Without question the major issue facing the governor and lawmakers this year was how to balance the budget and distribute more than $1 billion in cuts to state agencies. CABL was particularly concerned about the $219 million cut to higher education proposed in the governor’s executive budget. CABL supported the idea put forward by the Senate to delay a state income tax cut for taxpayers who itemize on their returns and use the state’s “rainy day” fund over a three-year period. That didn’t happen.

Nonetheless, we are pleased that significant funding was restored to higher education. CABL called for lawmakers to reduce the originally proposed 15% budget cut by half to about 7.5%. The compromise restoration of $100 million to higher education amounted to a cut of slightly more than 8%, and we believe that is a major improvement over the reductions suggested in the executive budget and those proposed by the House of Representatives.

We are concerned, however, about the way in which the cuts were restored, using only one-time funds that will place higher education in the same situation next year and facing even larger cuts the year after when federal stimulus dollars disappear. CABL believes the three-year funding bridge proposed by the Senate would have offered a more fiscally prudent alternative and given higher education more time to plan for a strategic restructuring of post-secondary education based on the state’s future education and training needs and priorities.

Though the restoration of funding for higher education was encouraging overall, the level of cuts that many seemed to find acceptable for colleges and universities was troubling. So were several other things in the education arena:

· Efforts to enact meaningful school board reform were stymied early in the process, though it has become abundantly clear that there is a disconnect between strong education policies and enhanced funding at the state level and the inability to improve student performance in many local areas.

· The Legislature overwhelmingly passed well-intended legislation to provide more career opportunities for high school students. While we applaud the intent, we are dismayed that the legislation weakens our school accountability standards and could trap some students in a diploma path that actually offers them fewer options. We urge the governor to veto this legislation and try again next year.

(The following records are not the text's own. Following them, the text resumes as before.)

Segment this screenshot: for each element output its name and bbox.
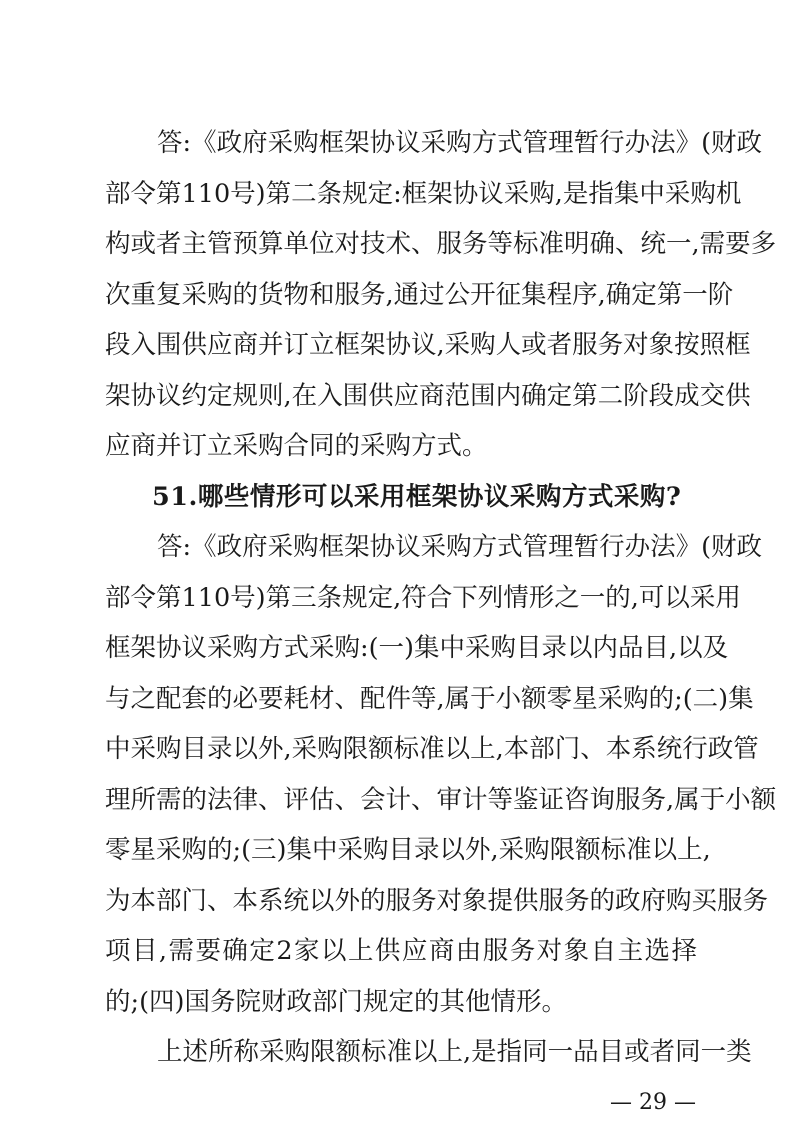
paragraph2-line-9: 项目,需要确定2家以上供应商由服务对象自主选择: [105, 936, 697, 966]
paragraph2-line-7: 零星采购的;(三)集中采购目录以外,采购限额标准以上,: [105, 835, 711, 865]
paragraph2-line-6: 理所需的法律、评估、会计、审计等鉴证咨询服务,属于小额: [105, 785, 777, 815]
paragraph1-line-3: 构或者主管预算单位对技术、服务等标准明确、统一,需要多: [105, 229, 777, 259]
paragraph1-line-6: 架协议约定规则,在入围供应商范围内确定第二阶段成交供: [105, 381, 751, 411]
paragraph2-line-10: 的;(四)国务院财政部门规定的其他情形。: [105, 987, 567, 1017]
paragraph1-line-1: 答:《政府采购框架协议采购方式管理暂行办法》(财政: [157, 128, 763, 158]
paragraph2-line-1: 答:《政府采购框架协议采购方式管理暂行办法》(财政: [157, 532, 763, 562]
paragraph2-line-4: 与之配套的必要耗材、配件等,属于小额零星采购的;(二)集: [105, 684, 754, 714]
paragraph1-line-4: 次重复采购的货物和服务,通过公开征集程序,确定第一阶: [105, 280, 734, 310]
paragraph2-line-8: 为本部门、本系统以外的服务对象提供服务的政府购买服务: [105, 886, 769, 916]
paragraph1-line-7: 应商并订立采购合同的采购方式。: [105, 431, 488, 461]
page-number: — 29 —: [610, 1090, 696, 1115]
paragraph3-line-1: 上述所称采购限额标准以上,是指同一品目或者同一类: [157, 1037, 752, 1067]
question-heading: 51.哪些情形可以采用框架协议采购方式采购?: [152, 482, 682, 512]
paragraph2-line-3: 框架协议采购方式采购:(一)集中采购目录以内品目,以及: [105, 633, 729, 663]
paragraph1-line-5: 段入围供应商并订立框架协议,采购人或者服务对象按照框: [105, 330, 751, 360]
paragraph2-line-5: 中采购目录以外,采购限额标准以上,本部门、本系统行政管: [105, 734, 759, 764]
paragraph1-line-2: 部令第110号)第二条规定:框架协议采购,是指集中采购机: [105, 179, 742, 209]
paragraph2-line-2: 部令第110号)第三条规定,符合下列情形之一的,可以采用: [105, 583, 741, 613]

· For the first time ever the Legislature voted to take a single school out of the state’s school accountability system, which we fear will only open the door to other attempts in the future. While there may be some issues specific to this school, the Legislature should never take on the role of removing individual schools from our school accountability system.

· Lawmakers failed to pass a constitutional amendment which would have put Louisiana in line with virtually every other state by allowing higher education management boards to set tuition or fee rates rather than the Legislature. The current system has kept tuition rates low, but created an imbalance that makes colleges even more dependent on state funding.

· Lawmakers failed to pass another constitutional amendment that would have given them more flexibility to make slightly larger budget cuts into certain dedicated funds to offset the deep cuts in higher education and health care.

To be sure there were some positives this session. Lawmakers and the governor will still get a little more flexibility to cut dedicated budgets by allowing them to make small cuts in multiple years. There will also be more transparency in how certain dedicated funds are spent at the state level and how state education dollars are spent locally. And a variety of tax credits were approved or extended that will provide incentives for the entertainment industry, green energy, and venture capital for start-up companies.

Still, outside of the budget, there wasn’t a lot of really substantive legislation passed this session. Perhaps, in years when serious fiscal issues dominate, that might be appropriate. But as we emerge from this legislative session, CABL has two messages to lawmakers.

First, don’t retreat from reform. We must preserve the strong reform progress we have made over the years, particularly in education. We must keep our standards high and continue to build on the many solid reform policies we have in place.

Second, focus on the future – both short-term and long-term. In the short-term we clearly have more budget cuts to make. But we must make them with our eyes clearly focused on the long-term. We must identify our state’s real priorities, the things that absolutely must still be there – intact – when the major budget cuts are over in a few years and we must preserve them to the degree possible.

The budget issues of the next few years will, in many ways, define our future and test our state’s leadership. Everything state government funds is not of equal importance. That’s something we simply have to recognize. But with that, we must also have the vision to see where we want Louisiana to be as we head into the second decade of the 21st century and ask, as our mantra, are we doing what we need to do to get us there?